26. Independent Contractor. Client and the Service Provider agree that the Service Provider will act as an independent contractor in the performance of its Services under this Agreement. Accordingly, the Service Provider is responsible for the compensation and supervision of its own employees used to perform the Services and shall be responsible for payment of all taxes including Federal, State and local taxes arising out of the Service Provider’s activities and all payments to the Service Provider under this Agreement. Nothing contained in this Agreement shall be construed as creating any agency, partnership, joint venture, or any other form of joint enterprise, employment, or fiduciary relationship between the parties, and neither Party shall have authority to bind the other in any manner whatsoever.
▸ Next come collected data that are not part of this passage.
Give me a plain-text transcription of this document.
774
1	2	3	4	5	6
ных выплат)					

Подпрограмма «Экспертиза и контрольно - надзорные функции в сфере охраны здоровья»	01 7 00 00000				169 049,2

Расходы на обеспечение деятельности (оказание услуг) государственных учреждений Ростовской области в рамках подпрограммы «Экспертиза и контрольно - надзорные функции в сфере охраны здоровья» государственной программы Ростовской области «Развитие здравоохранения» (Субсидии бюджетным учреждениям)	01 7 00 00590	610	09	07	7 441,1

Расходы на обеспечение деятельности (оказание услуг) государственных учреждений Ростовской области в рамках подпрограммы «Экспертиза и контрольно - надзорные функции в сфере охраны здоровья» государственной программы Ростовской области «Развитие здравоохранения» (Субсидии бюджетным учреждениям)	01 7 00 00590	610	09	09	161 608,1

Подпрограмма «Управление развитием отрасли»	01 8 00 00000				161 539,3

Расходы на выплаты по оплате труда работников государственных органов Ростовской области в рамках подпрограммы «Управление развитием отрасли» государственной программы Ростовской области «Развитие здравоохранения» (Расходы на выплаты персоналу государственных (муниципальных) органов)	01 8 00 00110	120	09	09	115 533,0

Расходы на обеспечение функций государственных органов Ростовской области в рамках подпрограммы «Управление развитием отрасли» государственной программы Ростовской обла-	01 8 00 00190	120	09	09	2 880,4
27. Equitable Relief. Client acknowledges and agrees that a breach or threatened breach by Client of any of its obligations under Sections 5 or 8 would cause Service Provider irreparable harm for which monetary damages would not be an adequate remedy and agrees that, in the event of such breach or threatened breach, Service Provider will be entitled to equitable relief, including a restraining order, an injunction, specific performance, and any other relief that may be available from any court, without any requirement to post a bond or other security, or to prove actual damages or that monetary damages are not an adequate remedy. Such remedies are not exclusive and are in addition to all other remedies that may be available at law, in equity, or otherwise.
28. Counterparts. This Agreement may be executed and delivered by telecopy and in counterparts, each of which when executed and delivered shall be deemed an original, but all of which together shall be deemed one and the same agreement.